Watson's own performance is hallucinatory and cacophonic. She asks for volunteer "candy girls" and has them ring bells. She projects video of herself talking at photobooth about supernatural experiences. There is a song performed by a puppet version of Lucy with a clay head. And she does a funny little skit about going to work at an art museum, stopping somebody (it is Nico Alba) from touching the art.
This is all done with a crazed tongue in a crazed cheek: it is more an acid trip about the little plotline I've just described than anything recognizable, and it quickly devolves as Alba and Watson grapple (I mean physically) over the problem of touching the art, ripping each other's clothes off (they're sort of dressed underneath, in something like metallic wrapping paper) and donning matching triangular headpieces. More videos about Watson's mystic experience. More bells and toy piano sounds by the candy girls. Lucy brings somebody behind an upturned table and does something with him I can't see. Nico is naked now, and ranging through the audience giving kisses and having people take her photo in cheesecake poses with a huge old camera, then making a bed on the floor, arranging crystals, photos, other effects.
Lucy is trying to smash the clay head with a stick, which breaks, and something from the sculpture slices her face. "I thought I could break this," she tells us, grinning while the blood rolls down her face, "but I couldn't."
All of this resolves itself in a plainspoken statement of the mystical experience that by this point has a slim place, if any, in the critical discourses that Watson's practice might seem to engage, from her statement on v-e-l-l-u-m. She engages them, truly, while she glancingly shoves them out of the way to get at something else entirely, which if it doesn't necessarily explain the cacophony, explains why it works just as well as anything else. "I believe in telepathy," she says, "and something like rubbing my blood on this piece of glass," ("Orange calcite," says Alba) "or, orange calcite expresses who I am better than these pieces that are supposed to be representations of me."
Theory isn't as important, in this scheme, as bodies, blood, or immediacy. The framework laid out in Watson's essay, rife with conceptual scaffold, becomes important in performance only to the extent that it echoes and testifies to a personal cosmology where physical representation must always fall short of a spiritual world described as "underneath everything," and, importantly, accessible.
Watson draws a blueprint for new gender politics (where biology does not determine the person's gendered identity) into a system of magical experience. What might look like art-world mumbo jumbo becomes strikingly honest and indistinguishable from ceremony—the way colors are indistinguishable in iridescent cloth. There is a conceptual frame, but it is partly built from structures of salvation and belief.

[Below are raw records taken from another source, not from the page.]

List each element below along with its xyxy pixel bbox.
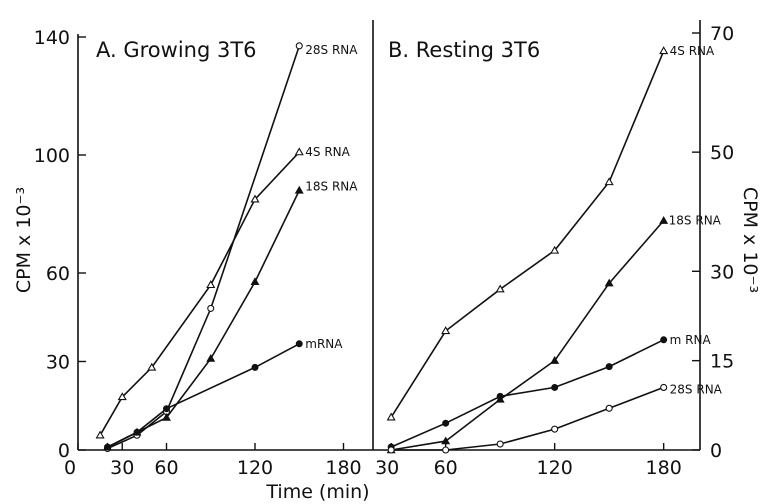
y-axis-title-left: CPM x 10⁻³	[13, 187, 35, 293]
panel-b-28s-rna-point	[496, 440, 504, 448]
panel-b-18s-rna-point	[550, 356, 560, 364]
panel-a-18s-rna-point	[250, 277, 260, 286]
panel-a-y-tick-label: 30	[46, 352, 70, 374]
panel-b-m-rna-line	[390, 339, 665, 448]
panel-a-y-tick-label: 100	[34, 145, 70, 167]
panel-b-m-rna-point	[496, 392, 504, 400]
panel-b-4s-rna-point	[604, 177, 614, 186]
panel-a-x-tick-label: 60	[154, 457, 178, 479]
panel-b-x-tick-label: 120	[537, 457, 573, 479]
panel-a-18s-rna-point	[162, 412, 171, 421]
panel-a-mrna-point	[163, 405, 170, 413]
panel-a-18s-rna-line	[107, 190, 301, 448]
panel-a-title: A. Growing 3T6	[96, 38, 257, 62]
panel-b-4s-rna-label: 4S RNA	[670, 44, 715, 58]
panel-a-4s-rna-label: 4S RNA	[305, 145, 350, 159]
panel-a-y-tick-label: 140	[34, 27, 70, 49]
markers-layer	[95, 42, 669, 454]
panel-a-x-tick-label: 180	[325, 457, 361, 479]
panel-b-4s-rna-point	[386, 412, 396, 421]
panel-b-28s-rna-point	[660, 383, 668, 392]
panel-a-x-tick-label: 0	[64, 457, 76, 479]
panel-b-18s-rna-line	[391, 220, 665, 451]
panel-a-x-tick-label: 30	[110, 457, 134, 479]
panel-a-mrna-point	[295, 340, 303, 348]
panel-b-4s-rna-point	[441, 326, 451, 335]
panel-b-4s-rna-point	[659, 46, 669, 55]
panel-b-4s-rna-line	[390, 50, 665, 418]
text-layer: A. Growing 3T6 B. Resting 3T6 Time (min)…	[13, 23, 761, 503]
panel-b-m-rna-label: m RNA	[670, 333, 712, 347]
panel-b-28s-rna-label: 28S RNA	[670, 382, 723, 396]
panel-b-m-rna-point	[660, 336, 668, 344]
panel-a-y-tick-label: 0	[58, 440, 70, 462]
panel-a-4s-rna-point	[250, 194, 260, 203]
x-axis-title: Time (min)	[265, 481, 369, 503]
panel-a-4s-rna-point	[294, 147, 304, 156]
panel-a-x-tick-label: 120	[237, 457, 273, 479]
panel-b-m-rna-point	[551, 383, 559, 391]
panel-a-4s-rna-point	[206, 280, 216, 289]
panel-a-28s-rna-line	[107, 45, 301, 450]
panel-b-28s-rna-point	[551, 425, 559, 433]
panel-a-mrna-point	[104, 443, 111, 451]
axes-layer	[77, 20, 701, 451]
panel-a-4s-rna-point	[147, 362, 157, 371]
panel-a-4s-rna-line	[99, 151, 300, 436]
panel-b-y-tick-label: 70	[710, 23, 734, 45]
panel-b-x-tick-label: 30	[375, 457, 399, 479]
panel-a-28s-rna-point	[207, 304, 215, 312]
panel-b-y-tick-label: 15	[710, 351, 734, 373]
panel-b-28s-rna-point	[605, 404, 613, 412]
panel-b-x-tick-label: 60	[434, 457, 458, 479]
panel-b-28s-rna-line	[391, 386, 664, 451]
panel-b-18s-rna-label: 18S RNA	[669, 214, 722, 228]
panel-b-18s-rna-point	[659, 216, 669, 224]
panel-b-y-tick-label: 50	[710, 142, 734, 164]
panel-b-28s-rna-point	[387, 446, 395, 454]
lines-layer	[99, 45, 665, 451]
panel-a-18s-rna-label: 18S RNA	[305, 179, 358, 193]
panel-a-28s-rna-label: 28S RNA	[305, 43, 358, 57]
panel-a-mrna-label: mRNA	[305, 337, 343, 351]
panel-b-4s-rna-point	[550, 245, 560, 254]
panel-a-mrna-point	[133, 428, 141, 436]
panel-a-4s-rna-point	[117, 392, 127, 401]
panel-b-x-tick-label: 180	[646, 457, 682, 479]
panel-b-18s-rna-point	[441, 436, 451, 445]
panel-b-y-tick-label: 0	[710, 440, 722, 462]
panel-a-mrna-point	[251, 363, 259, 371]
panel-a-28s-rna-point	[295, 42, 303, 50]
panel-a-18s-rna-point	[294, 185, 304, 194]
panel-a-18s-rna-point	[206, 353, 216, 362]
panel-b-28s-rna-point	[442, 446, 450, 454]
panel-b-18s-rna-point	[604, 278, 614, 287]
panel-b-4s-rna-point	[495, 284, 505, 293]
panel-b-title: B. Resting 3T6	[388, 38, 540, 62]
panel-b-y-tick-label: 30	[710, 261, 734, 283]
panel-a-4s-rna-point	[95, 430, 105, 439]
panel-b-m-rna-point	[605, 363, 613, 371]
panel-b-m-rna-point	[442, 419, 450, 427]
y-axis-title-right: CPM x 10⁻³	[739, 187, 761, 293]
panel-a-y-tick-label: 60	[46, 263, 70, 285]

Watson’s response to centuries of oppression is not drily theoretical, not politically incensed, but imaginative and practical: in the role of a “muse,” one does not come through, and she would like everybody to know it honestly. Though her face bled as the night concluded, Watson has no truck with tragedy. The heaviness of speaking about oppression disappears. Ecstasy ignores its limits, seeking freedom.